I’ve decided to hold back the answers to the Christmas Puzzles until a few more people have attempted them.
Today I shall follow-up an earlier post about Spirituality in Marketing. In that post, I mention progress with a book, and I want to capture a part of the conversation. Many people in the voluntary and community sectors have reservations about marketing and accumulation of wealth. Such scepticism is admirable! We should be suspicious of any sales pitch.
But if we are going to re-build our communities we need to explore all the options available to us. Given the failure of grants as an approach to community development, a failure I’ve written about elsewhere, see the posts in the position category, we don’t have too many other options.
Two Ways to Understand Wealth
One problem is, when we talk about wealth we confuse two different ways of understanding it. So, here they are:
- Personal wealth is where the focus is on the amount of money I have accumulated and the power I have using it. The issue here is accountability. We can all think of examples of (usually new) millionaires who lose all their money in a few years, through gambling or similar. There are also those who salt away their wealth in off-shore tax havens. They move their money out of the community, into places where it is no longer accessible. The immensely wealthy, the 1% targeted by the Occupy movement, use their wealth to buy assets and lend them back to businesses at very high interest rates. We don’t normally see this happening because it happens out of sight. But we see its effects in low wages and unsustainable behaviour, damaging to the environment.

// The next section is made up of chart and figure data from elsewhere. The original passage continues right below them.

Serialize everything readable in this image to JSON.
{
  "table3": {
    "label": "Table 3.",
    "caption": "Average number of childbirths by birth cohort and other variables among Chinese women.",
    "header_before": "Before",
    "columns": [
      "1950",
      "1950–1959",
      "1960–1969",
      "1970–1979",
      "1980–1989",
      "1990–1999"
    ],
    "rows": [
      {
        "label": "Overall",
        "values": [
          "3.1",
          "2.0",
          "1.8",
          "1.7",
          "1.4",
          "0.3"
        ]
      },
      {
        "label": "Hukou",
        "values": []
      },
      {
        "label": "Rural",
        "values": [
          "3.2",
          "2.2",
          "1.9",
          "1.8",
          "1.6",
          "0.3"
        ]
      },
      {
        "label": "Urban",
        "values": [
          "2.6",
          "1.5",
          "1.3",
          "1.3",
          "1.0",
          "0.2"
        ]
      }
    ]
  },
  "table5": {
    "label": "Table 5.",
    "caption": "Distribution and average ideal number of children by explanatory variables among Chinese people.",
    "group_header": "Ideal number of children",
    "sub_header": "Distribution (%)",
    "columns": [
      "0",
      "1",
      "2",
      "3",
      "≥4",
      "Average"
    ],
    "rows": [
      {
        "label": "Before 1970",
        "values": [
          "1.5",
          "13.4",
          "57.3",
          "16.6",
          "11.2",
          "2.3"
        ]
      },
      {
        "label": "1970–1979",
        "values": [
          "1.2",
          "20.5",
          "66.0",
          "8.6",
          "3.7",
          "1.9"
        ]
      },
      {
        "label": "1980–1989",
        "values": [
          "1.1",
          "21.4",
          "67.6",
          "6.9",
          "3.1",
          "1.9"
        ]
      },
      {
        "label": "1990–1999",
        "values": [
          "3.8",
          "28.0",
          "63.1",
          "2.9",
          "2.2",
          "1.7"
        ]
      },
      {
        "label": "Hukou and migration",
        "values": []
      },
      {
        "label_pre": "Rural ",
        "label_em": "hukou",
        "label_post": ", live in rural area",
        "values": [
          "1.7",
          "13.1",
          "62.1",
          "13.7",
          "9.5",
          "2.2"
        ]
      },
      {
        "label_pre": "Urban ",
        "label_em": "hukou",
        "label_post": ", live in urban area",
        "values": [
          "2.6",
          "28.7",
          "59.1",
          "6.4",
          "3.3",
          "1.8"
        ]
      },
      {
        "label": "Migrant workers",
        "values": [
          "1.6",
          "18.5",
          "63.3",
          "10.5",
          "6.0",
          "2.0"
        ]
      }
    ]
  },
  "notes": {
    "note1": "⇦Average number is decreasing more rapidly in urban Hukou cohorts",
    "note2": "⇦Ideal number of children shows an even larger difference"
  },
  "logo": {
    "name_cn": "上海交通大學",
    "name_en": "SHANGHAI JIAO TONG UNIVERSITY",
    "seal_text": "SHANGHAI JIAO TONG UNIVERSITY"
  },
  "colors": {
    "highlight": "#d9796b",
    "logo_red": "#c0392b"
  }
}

- Social wealth is where there is some degree of accountability. The focus is on money as it circulates in the local economy. If I purchase from local traders and do not spend money in large chains and if local people do the same, then many people benefit from the same pound as it circulates. Furthermore, I might find opportunities to invest my profit in other enterprises, thus growing the local economy.
Obviously the same person can experience both approaches to wealth but at least by being clear there are these two approaches, we can all be aware of how we spend and accumulate income.
Perhaps we could re-examine John Wesley’s three point economic plan. In the eighteenth century, he traveled the UK, preaching to the new industrial poor. His advice to entrepreneurs was “earn all you can, save all you can, give all you can”. By save he meant not accumulation in bank accounts but spending money wisely, so that you have an excess than can be given to people in need.
This approach allows the wealthy scope to grow successful and ethical businesses. Is it something we need to revisit?